With a growing number of talented candidates available, and employers receiving from anywhere between 20 and 100 applications per job opening, according to CV Library; it is even more important to ensure that organisations are receiving the right candidates for the role.
However, with such a vast pool to choose from, how can hiring managers and recruiters work together to ensure that they acquire the right talent? Moreover, there has been a history of little difficulties that recruiters and hiring managers have experienced from working together, some of which have been highlighted in this blog post, along with some helpful solutions.
First, and most importantly, it is necessary for hiring managers and recruiters to build a solid relationship from the beginning. This helps the recruiter understand the hiring manager and their business – what their company culture and values are like, the individuals that they have hired in the past and the company and the industry that they work in. This will give recruiters valuable insights that can help them find the right candidate for the business. At the same time, knowing that recruiters have this additional information gives hiring managers the confidence that the recruiter will find the right candidate that will fit the role and their business.
So what problems can and do arise between hiring managers and recruiters during the hiring process?
Problem 1: Hiring managers send candidate requirements that are too specific, limiting the candidate pool available for the recruiters to contact.
Solution: Don’t forget that some businesses have set ideas of the type of candidate that they are looking to hire. Recruiters also need to keep in mind that at times, it is not just the hiring manager that is setting the candidate requirements for the position advertised. If the requirements sent are too specific, feel free to advise and speak to the hiring managers with recommendations on what could be included or changed in their requirements, in order to widen their recruitment pool. After all, recruiters have a database of candidates at their fingertips and know best what calibre of candidatesare out there, helping to speed up the business’s hiring process.
Problem 2: Occasionally, recruiters do send candidates that aren’t right for the position advertised. This happens when recruiters do not fully understand the hiring manager’s and business’s requirements or they only have a limited amount of information on the candidate but what they do have seems to fit some of the candidate requirements.
Solution: When this happens, hiring managers will have concerns about whether recruiters are just trying to fill the role as soon as possible and do not have the business’s interests fully in mind.
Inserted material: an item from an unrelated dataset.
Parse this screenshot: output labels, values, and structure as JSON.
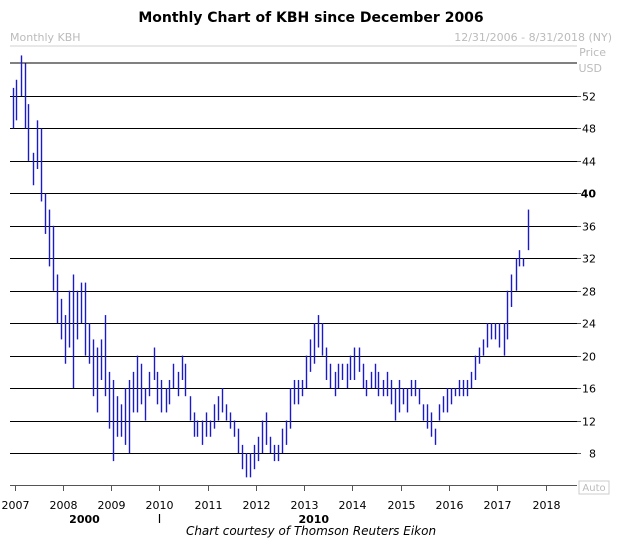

To counter this, recruiters will need to contact the business to fully understand the role advertised and what type of person they are looking for to fill it. WIth the majority of recruitment businesses having a CRM database to work from, it is important that this is kept updated so that businesses have the latest information about candidates available. This ensures that the candidates that are ultimately sent to the business are suitable for the role that they are hiring for.
Problem 3: It can take a while for recruiters to send qualified candidates to hiring managers.
Solution: Don’t forget that recruiters potentially have access to thousands of candidates – it will take time to review their database to make sure that the right candidates are sent to the business. There are a few tools that can be used to speed up this process – putting a CRM system in place will allow recruiters to access the information that they need, faster. Moreover, automating the calling process by putting Computer Telephony Integration (CTI) in place can help keep candidate information updated, as some CTI software will allow recruiters to make calls directly from the database to log and record calls with candidates and clients, as well adding notes to the candidate’s record. This will help recruiters narrow down their candidate selection, faster, which can be sent to the hiring manager and the business.
Some of the problems and our suggested solutions might just be common sense, but businesses still experience these issues whilst they look for candidates to fit their advertised roles. We hope that these solutions can help recruiters and hiring managers work together better and can enable them to successfully find the right candidates.